With 2018 being an election year at the provincial and municipal levels, there is a growing desire for conversations about the future of urban Toronto and how it fits into the priorities of future governments.
It’s a crucial time for these conversations. A status-quo city council has put Toronto in an untenable position for the future and the Ontario government has a remarkable amount of control over what revenues, transit services and planning principles are put in place in the city. (For more on that read the wiki about the 1998 city amalgamation.)

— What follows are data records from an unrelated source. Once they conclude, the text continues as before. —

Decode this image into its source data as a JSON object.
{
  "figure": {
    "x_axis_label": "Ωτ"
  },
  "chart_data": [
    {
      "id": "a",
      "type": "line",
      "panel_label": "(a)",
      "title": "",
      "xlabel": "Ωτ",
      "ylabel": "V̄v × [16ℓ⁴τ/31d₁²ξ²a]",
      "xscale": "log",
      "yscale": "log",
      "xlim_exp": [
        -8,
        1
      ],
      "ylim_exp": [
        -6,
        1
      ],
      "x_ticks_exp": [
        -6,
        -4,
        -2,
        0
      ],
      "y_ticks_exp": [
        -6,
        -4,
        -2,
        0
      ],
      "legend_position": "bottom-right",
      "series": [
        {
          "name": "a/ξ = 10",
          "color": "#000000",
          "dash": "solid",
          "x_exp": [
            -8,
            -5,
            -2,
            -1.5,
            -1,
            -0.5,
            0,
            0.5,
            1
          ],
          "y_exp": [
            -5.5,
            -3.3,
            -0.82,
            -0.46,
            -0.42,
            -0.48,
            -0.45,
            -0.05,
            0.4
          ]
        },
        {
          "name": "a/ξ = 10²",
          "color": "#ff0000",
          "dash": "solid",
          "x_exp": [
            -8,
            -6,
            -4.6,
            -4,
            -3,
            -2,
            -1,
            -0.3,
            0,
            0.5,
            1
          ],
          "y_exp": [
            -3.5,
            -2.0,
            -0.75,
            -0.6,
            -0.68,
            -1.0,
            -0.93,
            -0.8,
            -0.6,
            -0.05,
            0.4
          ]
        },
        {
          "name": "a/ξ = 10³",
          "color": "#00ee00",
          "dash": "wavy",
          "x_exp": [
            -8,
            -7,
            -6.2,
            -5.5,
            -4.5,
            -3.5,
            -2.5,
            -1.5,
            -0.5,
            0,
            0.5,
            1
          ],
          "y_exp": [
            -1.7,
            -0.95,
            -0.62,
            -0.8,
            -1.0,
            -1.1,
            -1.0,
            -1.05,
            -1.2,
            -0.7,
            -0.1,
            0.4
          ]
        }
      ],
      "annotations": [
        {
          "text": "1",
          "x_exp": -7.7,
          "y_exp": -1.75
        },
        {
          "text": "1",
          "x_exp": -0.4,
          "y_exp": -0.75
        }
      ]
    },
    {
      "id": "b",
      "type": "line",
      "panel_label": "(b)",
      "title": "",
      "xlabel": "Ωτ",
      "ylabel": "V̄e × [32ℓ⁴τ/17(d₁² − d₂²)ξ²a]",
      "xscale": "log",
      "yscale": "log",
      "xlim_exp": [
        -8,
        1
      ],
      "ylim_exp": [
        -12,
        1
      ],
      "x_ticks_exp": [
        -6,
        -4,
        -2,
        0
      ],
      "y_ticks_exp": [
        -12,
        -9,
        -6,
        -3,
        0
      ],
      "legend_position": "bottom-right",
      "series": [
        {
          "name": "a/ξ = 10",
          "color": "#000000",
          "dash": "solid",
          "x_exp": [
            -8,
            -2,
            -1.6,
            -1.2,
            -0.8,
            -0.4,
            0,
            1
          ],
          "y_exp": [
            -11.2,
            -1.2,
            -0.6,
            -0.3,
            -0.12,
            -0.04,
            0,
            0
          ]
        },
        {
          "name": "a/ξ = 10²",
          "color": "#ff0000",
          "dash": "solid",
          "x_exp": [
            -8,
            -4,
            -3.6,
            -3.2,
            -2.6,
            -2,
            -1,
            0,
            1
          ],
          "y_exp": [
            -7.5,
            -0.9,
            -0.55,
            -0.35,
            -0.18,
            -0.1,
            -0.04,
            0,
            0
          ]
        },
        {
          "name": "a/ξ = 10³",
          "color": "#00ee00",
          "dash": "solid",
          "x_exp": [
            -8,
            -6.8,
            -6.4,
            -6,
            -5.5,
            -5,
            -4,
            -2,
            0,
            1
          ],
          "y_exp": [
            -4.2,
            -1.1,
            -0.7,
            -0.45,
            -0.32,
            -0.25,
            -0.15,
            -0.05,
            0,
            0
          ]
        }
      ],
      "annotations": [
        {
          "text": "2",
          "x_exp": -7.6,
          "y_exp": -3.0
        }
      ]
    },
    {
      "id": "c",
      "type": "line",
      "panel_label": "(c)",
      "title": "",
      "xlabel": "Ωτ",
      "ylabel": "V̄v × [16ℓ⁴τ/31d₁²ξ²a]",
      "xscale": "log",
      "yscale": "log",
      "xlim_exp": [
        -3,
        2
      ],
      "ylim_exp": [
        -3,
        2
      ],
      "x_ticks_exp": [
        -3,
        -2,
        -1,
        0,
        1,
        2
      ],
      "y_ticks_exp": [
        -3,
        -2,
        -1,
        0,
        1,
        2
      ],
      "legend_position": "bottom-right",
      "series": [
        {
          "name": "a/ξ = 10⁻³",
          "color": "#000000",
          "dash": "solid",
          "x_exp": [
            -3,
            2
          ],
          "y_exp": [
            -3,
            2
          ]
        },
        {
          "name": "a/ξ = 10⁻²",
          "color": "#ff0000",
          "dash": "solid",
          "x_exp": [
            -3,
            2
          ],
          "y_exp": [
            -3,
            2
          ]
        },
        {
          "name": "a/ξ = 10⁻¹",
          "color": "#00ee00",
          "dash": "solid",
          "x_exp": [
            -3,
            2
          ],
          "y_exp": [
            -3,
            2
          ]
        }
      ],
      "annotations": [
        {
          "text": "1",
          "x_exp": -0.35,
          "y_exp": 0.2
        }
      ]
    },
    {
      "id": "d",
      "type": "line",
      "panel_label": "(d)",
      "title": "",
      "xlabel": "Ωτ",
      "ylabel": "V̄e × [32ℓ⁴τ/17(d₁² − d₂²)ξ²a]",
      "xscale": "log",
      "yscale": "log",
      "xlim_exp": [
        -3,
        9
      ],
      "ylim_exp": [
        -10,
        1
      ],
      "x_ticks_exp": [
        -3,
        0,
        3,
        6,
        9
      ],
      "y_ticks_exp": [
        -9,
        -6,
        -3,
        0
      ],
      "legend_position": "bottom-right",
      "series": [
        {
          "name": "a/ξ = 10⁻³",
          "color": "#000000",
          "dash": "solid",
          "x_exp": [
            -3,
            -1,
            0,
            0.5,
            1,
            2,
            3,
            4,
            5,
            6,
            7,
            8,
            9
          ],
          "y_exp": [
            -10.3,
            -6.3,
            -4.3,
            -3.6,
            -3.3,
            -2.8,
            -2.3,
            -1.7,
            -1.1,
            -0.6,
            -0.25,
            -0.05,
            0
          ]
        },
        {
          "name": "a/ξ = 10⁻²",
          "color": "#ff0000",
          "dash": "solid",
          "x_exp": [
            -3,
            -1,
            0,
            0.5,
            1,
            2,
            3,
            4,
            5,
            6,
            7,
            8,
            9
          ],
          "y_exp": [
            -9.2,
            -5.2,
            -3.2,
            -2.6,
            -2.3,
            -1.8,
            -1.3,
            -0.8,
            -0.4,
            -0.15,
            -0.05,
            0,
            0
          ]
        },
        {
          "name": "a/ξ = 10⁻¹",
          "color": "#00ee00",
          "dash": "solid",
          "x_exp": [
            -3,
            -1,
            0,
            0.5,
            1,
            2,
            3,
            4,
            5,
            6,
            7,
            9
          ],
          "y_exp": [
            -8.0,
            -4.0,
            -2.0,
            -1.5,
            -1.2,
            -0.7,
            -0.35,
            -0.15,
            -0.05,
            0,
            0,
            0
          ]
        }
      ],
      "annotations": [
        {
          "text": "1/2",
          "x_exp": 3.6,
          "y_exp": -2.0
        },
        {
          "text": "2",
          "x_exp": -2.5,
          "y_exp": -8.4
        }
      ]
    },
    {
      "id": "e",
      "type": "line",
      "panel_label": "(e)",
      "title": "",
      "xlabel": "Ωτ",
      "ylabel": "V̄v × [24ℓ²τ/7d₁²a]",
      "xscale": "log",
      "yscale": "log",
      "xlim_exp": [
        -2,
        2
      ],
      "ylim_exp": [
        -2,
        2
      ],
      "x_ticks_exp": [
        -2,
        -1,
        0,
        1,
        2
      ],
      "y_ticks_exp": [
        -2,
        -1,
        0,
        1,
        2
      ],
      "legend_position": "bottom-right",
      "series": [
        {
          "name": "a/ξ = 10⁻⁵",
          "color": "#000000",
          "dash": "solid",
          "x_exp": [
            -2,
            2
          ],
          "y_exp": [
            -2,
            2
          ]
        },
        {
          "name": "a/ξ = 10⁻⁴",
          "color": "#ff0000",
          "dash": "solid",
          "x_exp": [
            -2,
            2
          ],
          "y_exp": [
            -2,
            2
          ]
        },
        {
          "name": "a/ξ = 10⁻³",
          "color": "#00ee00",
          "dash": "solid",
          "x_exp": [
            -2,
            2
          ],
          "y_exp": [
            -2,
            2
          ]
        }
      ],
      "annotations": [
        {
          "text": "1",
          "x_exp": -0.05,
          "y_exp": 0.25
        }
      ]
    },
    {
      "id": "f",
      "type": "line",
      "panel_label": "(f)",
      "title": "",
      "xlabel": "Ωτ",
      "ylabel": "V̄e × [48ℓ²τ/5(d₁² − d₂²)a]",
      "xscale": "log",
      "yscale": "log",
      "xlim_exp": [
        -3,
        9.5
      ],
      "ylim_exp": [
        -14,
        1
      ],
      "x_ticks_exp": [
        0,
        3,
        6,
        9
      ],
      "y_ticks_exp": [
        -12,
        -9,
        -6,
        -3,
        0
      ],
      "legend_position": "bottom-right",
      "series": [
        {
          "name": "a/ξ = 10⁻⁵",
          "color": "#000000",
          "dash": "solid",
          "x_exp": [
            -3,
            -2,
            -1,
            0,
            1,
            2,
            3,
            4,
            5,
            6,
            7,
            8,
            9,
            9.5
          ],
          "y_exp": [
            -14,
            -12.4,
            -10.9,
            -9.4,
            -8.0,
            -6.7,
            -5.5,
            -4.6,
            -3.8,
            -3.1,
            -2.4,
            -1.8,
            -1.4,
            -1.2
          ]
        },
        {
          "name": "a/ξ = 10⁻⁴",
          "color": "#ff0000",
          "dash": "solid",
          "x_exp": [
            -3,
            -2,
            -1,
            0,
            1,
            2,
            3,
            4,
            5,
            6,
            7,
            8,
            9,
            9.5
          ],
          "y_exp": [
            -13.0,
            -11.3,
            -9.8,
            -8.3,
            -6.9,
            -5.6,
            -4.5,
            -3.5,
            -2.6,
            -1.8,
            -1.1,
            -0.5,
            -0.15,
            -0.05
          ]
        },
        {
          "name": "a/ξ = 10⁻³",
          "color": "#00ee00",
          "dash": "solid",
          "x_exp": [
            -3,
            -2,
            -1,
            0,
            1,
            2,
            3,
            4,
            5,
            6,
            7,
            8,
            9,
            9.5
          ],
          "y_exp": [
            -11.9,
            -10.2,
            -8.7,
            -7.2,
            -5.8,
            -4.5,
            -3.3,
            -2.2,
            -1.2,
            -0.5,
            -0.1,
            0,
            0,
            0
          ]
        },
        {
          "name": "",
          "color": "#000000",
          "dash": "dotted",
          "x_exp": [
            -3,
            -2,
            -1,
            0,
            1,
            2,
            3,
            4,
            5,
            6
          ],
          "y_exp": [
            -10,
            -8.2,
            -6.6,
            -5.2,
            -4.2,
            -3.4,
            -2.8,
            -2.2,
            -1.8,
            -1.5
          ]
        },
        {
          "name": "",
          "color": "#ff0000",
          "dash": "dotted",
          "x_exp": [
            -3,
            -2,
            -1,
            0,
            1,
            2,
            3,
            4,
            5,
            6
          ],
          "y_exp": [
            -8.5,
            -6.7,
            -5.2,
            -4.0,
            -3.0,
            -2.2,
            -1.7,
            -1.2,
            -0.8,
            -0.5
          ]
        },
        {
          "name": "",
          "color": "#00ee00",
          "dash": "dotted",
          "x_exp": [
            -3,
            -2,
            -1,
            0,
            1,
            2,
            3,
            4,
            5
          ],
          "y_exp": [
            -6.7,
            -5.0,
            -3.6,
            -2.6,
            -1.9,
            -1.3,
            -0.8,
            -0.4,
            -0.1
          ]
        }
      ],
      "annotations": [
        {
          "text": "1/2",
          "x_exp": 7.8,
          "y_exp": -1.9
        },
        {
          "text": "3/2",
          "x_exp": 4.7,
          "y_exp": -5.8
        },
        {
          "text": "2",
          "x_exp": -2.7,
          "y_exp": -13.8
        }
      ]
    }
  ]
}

Accordingly, my work in March has been dedicated to recruiting a board of advisors who urgently feel the need to have these conversations. These are people with different professional and life experience that can help inform the speaker program at Central. That means insuring a diversity of perspectives and a focus on the issues that matter most, whether they are specific cases that should matter to Torontonians or systemic issues that need examination and explanation.
The individuals that I’ve spoken to so far are urban planners, community organizers, academics, urbanists and former city staff. Through their actions, they’ve demonstrated a commitment to improving Toronto on either a micro or macro level. The advisory board will be partially unveiled in coming weeks and I expect more people will be added after that point.
So far, advisors have given me ideas for new potential topics, given me feedback on the website and the pitch deck language. It’s all helped me sharpen the vision for the event.
If you want to be involved in the advisory board, please do send me an email email@example.com and we can talk about the role some more.
Other time this month has been spent on the pitch deck, polishing the website a bit, and a whole lot of reading about what kinds of issues matter to people.
Putting together this event, I have a few basic principles that I would like to follow. One of them is to be transparent in the process and outcomes of the conference. To that end, I’ve written the conference FAQs (additions will come, I’m sure) and I will continue to write updates like this at regular intervals.
One of the items I haven’t yet shared is the conference pitch deck (March 2018 version). This short slide deck is meant to convey the spirit of the conference and a bit about my experience creating events.
When more financial information about the costs of the venue, food (potentially), A/V and more are available, I’ll share as much of that as people are interested in seeing. On the revenue side, I’ll show where the ticket costs are going, something like this TedxUofT graphic.
Many large and small events are run on sponsorship dollars. Based on my experience, it’s also fair to say that they exert some influence (whether explicitly requested or not) on the speaker program in order to get some return on their investment.
I don’t want that to become an issue for Central. On civic issues, we need less corporate influence and more engagement from underrepresented individuals.
However, I want Central to be a high-quality event with comfortable chairs, great A/V and an accessible location -- money helps with that. So on this topic, I will commit to only partnering with organizations that match the spirit of the event and I will explicitly note any kind of engagement that is sponsored.
Right now, there is no sponsorship kit or breakdown of packages and dollar amounts. If there ever is one, I’ll share it here.
April will be dedicated to finalizing the advisory board, doing more research on venues, more research on speakers and potential topics, and creating in-kind partnerships with like-minded organizations.
Thanks to everyone that has offered feedback so far. Let’s keep it going.